The researchers say that using a SMART approach helps policy makers to expose communities’ vulnerability and risk, by using a set of fundamental principles:

  • Shared understanding of risks ensuring every group of people in a community is represented and a wide range of data collection methods are used.
  • Monitoring risks and establishing warning systems that build trust and exchange critical risk information - helping to maintain the forecasting system.
  • Building Awareness through training and capacity development activities which embed understanding of real-time weather and flood alert information.
  • Indicating pre-planning Response actions on Time with comprehensive disaster management and evacuation plans based on the alert produced by the EWS.

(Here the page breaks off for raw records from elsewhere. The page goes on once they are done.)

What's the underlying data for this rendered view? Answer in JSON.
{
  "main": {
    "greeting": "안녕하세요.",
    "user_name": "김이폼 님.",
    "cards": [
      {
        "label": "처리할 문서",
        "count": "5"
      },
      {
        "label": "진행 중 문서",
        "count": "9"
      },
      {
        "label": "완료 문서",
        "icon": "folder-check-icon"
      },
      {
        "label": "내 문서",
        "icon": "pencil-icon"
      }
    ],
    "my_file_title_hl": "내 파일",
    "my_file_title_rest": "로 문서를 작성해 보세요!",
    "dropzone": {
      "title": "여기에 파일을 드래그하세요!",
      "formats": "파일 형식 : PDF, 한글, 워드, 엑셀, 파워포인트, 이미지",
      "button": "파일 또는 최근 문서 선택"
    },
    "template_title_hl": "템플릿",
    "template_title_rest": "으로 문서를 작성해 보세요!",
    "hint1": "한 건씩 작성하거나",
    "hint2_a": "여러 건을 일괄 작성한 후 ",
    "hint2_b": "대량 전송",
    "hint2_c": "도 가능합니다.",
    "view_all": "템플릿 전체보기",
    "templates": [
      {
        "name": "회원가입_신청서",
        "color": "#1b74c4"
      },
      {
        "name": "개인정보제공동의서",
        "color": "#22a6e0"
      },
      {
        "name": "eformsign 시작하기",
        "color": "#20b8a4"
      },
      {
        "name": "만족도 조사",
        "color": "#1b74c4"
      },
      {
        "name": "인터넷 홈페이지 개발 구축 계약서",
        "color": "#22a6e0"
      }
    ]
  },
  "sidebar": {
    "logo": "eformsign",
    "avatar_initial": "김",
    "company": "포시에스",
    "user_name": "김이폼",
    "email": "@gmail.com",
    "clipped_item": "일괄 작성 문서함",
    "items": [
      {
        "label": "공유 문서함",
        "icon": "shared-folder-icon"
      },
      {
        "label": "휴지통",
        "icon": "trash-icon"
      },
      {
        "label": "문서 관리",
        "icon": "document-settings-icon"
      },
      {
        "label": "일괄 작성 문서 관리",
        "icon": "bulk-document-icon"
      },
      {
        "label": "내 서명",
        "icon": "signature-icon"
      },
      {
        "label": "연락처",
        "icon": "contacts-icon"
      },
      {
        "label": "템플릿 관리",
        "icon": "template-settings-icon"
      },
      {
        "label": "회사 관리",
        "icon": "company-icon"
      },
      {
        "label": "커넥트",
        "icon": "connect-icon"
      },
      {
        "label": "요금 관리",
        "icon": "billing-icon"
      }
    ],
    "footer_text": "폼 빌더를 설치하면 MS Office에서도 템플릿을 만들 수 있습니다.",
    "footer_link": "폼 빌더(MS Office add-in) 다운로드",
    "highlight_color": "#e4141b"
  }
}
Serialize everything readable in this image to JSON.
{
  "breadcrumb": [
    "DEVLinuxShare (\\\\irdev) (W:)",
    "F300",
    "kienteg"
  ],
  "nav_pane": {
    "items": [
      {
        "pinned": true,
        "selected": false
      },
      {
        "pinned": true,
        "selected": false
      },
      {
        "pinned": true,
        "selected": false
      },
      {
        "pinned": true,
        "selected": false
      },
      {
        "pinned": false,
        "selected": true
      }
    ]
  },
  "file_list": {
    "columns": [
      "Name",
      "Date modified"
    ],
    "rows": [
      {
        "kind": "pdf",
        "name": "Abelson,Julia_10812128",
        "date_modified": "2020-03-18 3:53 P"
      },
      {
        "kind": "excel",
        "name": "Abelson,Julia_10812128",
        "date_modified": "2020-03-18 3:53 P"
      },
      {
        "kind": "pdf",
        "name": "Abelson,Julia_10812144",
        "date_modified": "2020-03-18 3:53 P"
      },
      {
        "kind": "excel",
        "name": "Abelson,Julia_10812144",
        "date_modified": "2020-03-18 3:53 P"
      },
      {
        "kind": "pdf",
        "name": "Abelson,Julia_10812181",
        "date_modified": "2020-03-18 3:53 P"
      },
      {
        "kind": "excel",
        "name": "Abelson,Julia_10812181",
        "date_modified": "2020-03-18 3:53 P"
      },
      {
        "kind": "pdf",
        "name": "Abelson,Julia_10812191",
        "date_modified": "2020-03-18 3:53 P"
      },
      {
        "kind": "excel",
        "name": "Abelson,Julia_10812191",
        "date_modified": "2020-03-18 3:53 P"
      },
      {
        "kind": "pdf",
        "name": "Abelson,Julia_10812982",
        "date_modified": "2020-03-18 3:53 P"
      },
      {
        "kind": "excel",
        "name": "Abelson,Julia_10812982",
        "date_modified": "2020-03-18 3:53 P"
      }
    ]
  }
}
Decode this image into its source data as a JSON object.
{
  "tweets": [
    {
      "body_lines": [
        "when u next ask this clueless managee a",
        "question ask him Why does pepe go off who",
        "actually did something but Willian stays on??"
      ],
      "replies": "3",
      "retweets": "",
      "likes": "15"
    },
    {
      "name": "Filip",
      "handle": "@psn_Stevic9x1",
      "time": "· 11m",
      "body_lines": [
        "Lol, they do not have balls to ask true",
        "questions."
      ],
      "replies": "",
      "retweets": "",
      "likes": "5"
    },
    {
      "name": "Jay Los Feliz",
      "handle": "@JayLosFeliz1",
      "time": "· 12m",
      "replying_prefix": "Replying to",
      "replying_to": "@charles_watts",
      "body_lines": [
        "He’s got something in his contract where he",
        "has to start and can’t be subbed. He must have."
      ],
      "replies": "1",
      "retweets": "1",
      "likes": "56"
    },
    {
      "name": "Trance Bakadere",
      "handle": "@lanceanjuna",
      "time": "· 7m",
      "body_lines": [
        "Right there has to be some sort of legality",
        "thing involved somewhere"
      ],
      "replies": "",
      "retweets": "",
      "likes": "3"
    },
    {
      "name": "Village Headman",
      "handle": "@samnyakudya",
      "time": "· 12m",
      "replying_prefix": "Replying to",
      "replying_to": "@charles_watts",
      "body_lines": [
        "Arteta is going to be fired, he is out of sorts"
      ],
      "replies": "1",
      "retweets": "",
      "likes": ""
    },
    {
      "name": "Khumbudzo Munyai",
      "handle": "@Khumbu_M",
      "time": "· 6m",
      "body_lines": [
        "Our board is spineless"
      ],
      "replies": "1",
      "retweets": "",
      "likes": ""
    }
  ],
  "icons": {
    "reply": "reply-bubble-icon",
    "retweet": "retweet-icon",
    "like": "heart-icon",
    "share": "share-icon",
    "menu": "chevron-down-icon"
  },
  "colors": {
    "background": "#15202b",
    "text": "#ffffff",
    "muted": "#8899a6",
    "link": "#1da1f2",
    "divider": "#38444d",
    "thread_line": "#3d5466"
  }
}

Flash floods are becoming more frequent and damaging to the lives and property of vulnerable people, but the researchers have outlined an approach to engage with those living in such areas will help to better signal impending risk from flooding.

The research team claims that combining meteorological data with information on how people live and work in such regions will help disaster risk managers, hydrologists, and engineers design better ways of raising the alarm ahead of major floods.

“Better engaging with communities and analyzing social factors identified by the community at risk — for example, illegal settlement beside riverbanks or slums — will help those driving policy to better understand the risks posed by these hydrometeorological extremes and plan flood response and mitigation which provides communities with improved protection,” said Tahmina Yasmin, co-author and postdoctoral research fellow at the University of Birmingham.